There are a number of lessons here; firstly it’s important to have a system in place to double-check communications and or information you’re publishing on a public site. While technology controls can save all kinds of errors, there is nothing as stringent as simply having protocols that keep members of staff accountable – proofreading emails and making sure attachments are correct for example.
However, if there is something that absolutely must be learned here, it is something we have already been taught. Excel - and other types of spreadsheets - should really be avoided for storing data, particularly in public offices where FOI requests are common or in places where data is critical.

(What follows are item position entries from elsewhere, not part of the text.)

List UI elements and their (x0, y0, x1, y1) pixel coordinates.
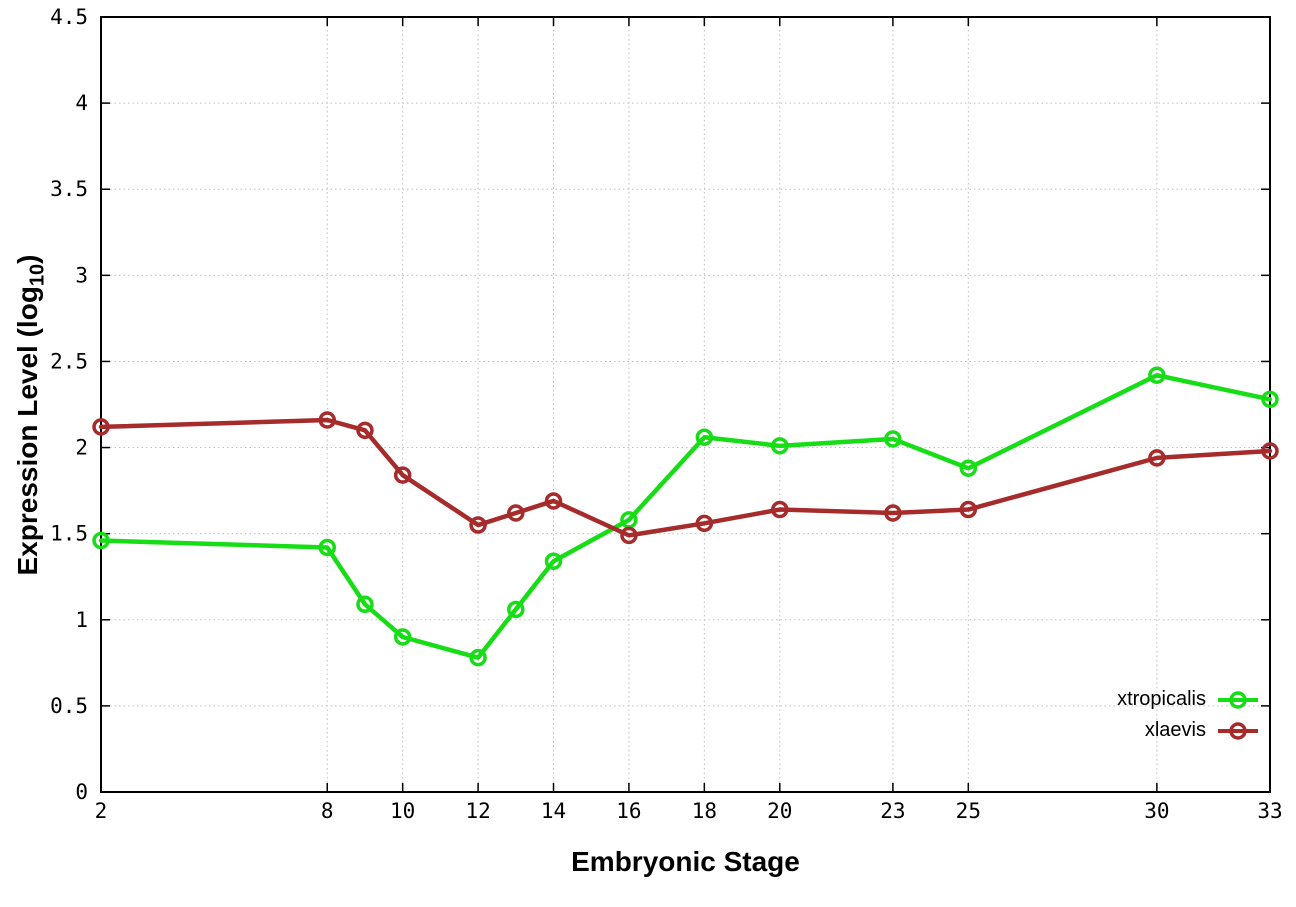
series-xtropicalis-line (98, 372, 1273, 660)
series-xlaevis-point-20 (771, 500, 789, 519)
x-tick-label-20: 20 (767, 799, 792, 823)
series-xlaevis-point-8 (318, 411, 337, 429)
x-tick-label-30: 30 (1144, 799, 1169, 823)
series-xlaevis-point-25 (959, 500, 978, 519)
plot-border (100, 16, 1271, 793)
series-xtropicalis-point-23 (884, 430, 902, 448)
series-xtropicalis-point-12 (469, 648, 487, 667)
y-tick-label-2.5: 2.5 (50, 349, 88, 373)
series-xlaevis-point-14 (544, 492, 563, 510)
x-tick-label-23: 23 (880, 799, 905, 823)
series-xtropicalis-point-25 (959, 459, 978, 477)
series-xlaevis-point-9 (356, 421, 374, 440)
series-xlaevis-point-2 (92, 418, 110, 436)
y-axis-label-close: ) (12, 254, 43, 264)
legend-marker-xtropicalis (1218, 690, 1258, 709)
legend-label-xlaevis: xlaevis (1144, 719, 1206, 741)
y-tick-label-3: 3 (75, 263, 88, 287)
series-xtropicalis-point-10 (393, 628, 412, 646)
series-xtropicalis-point-20 (771, 437, 789, 455)
y-tick-label-1.5: 1.5 (50, 522, 88, 546)
x-tick-label-10: 10 (390, 799, 415, 823)
x-tick-label-16: 16 (616, 799, 641, 823)
series-xtropicalis-point-30 (1148, 366, 1166, 384)
legend-label-xtropicalis: xtropicalis (1117, 688, 1206, 710)
x-axis-label: Embryonic Stage (571, 846, 800, 877)
series-xtropicalis-point-2 (92, 531, 110, 550)
series-xlaevis-line (98, 417, 1273, 538)
series-xtropicalis-point-18 (695, 428, 714, 446)
x-tick-label-14: 14 (541, 799, 566, 823)
y-tick-label-0.5: 0.5 (50, 694, 88, 718)
series-xtropicalis-point-14 (544, 552, 563, 570)
series-xlaevis-point-16 (620, 526, 638, 545)
y-tick-label-2: 2 (75, 436, 88, 460)
y-axis-label: Expression Level (log10) (0, 0, 56, 830)
y-tick-label-0: 0 (75, 780, 88, 804)
series-xtropicalis-point-8 (318, 538, 337, 557)
series-xlaevis-point-33 (1261, 442, 1279, 460)
y-tick-label-1: 1 (75, 608, 88, 632)
legend-item-xtropicalis: xtropicalis (1117, 684, 1260, 715)
series-xtropicalis-point-33 (1261, 390, 1279, 409)
y-axis-label-text: Expression Level (log (12, 286, 43, 576)
x-tick-label-12: 12 (465, 799, 490, 823)
y-tick-label-3.5: 3.5 (50, 177, 88, 201)
x-tick-label-33: 33 (1257, 799, 1282, 823)
series-xlaevis-point-13 (507, 504, 525, 522)
y-tick-label-4: 4 (75, 91, 88, 115)
legend-item-xlaevis: xlaevis (1117, 715, 1260, 746)
x-tick-label-8: 8 (321, 799, 334, 823)
y-tick-label-4.5: 4.5 (50, 5, 88, 29)
legend: xtropicalis xlaevis (1117, 684, 1260, 746)
series-xlaevis-point-30 (1148, 449, 1166, 467)
series-xtropicalis-point-9 (356, 595, 374, 614)
x-tick-label-2: 2 (95, 799, 108, 823)
legend-marker-xlaevis (1218, 721, 1258, 740)
series-xlaevis-point-12 (469, 516, 487, 534)
y-axis-label-subscript: 10 (26, 263, 49, 287)
x-tick-label-18: 18 (692, 799, 717, 823)
x-tick-label-25: 25 (956, 799, 981, 823)
series-xtropicalis-point-13 (507, 600, 525, 619)
series-xlaevis-point-10 (393, 466, 412, 484)
series-xlaevis-point-18 (695, 514, 714, 533)
series-xlaevis-point-23 (884, 504, 902, 522)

This is not the first spreadsheet blunder to lead to a mass breach, despite regular warnings from the UK’s Information Commissioner’s Office (ICO), and it isn’t likely to be the last.
What goes around..
A final lesson teaches us that karma works just as painfully in cyber security as more than 100,000 hackers reportedly ended up compromising their own hardware, according to research firm Hudson Rock in August. The researchers identified some 120,000 devices infected with malware from login credentials for cyber crime forums. It is believed the hackers inadvertently infected their devices with a type of malware that steals information, which resulted in their details being leaked online.
‘Infostealers’ are a form of Trojan that is designed to gather data from the system it infects. Login information, such as user names and passwords, are the most common types of info they steal – these are typically sent to another system, where they can be seen and used by an unauthorized party.
Hudson Rock’s research suggested that these hackers had compromised their machines through their involvement in cyber crime forums that had a “substantial amount” of data exposed. The credentials found on infected devices included emails and usernames, as well as auto-fill data containing personal details such as names, addresses, and phone numbers. Comically, much of this could point to their real-world identities.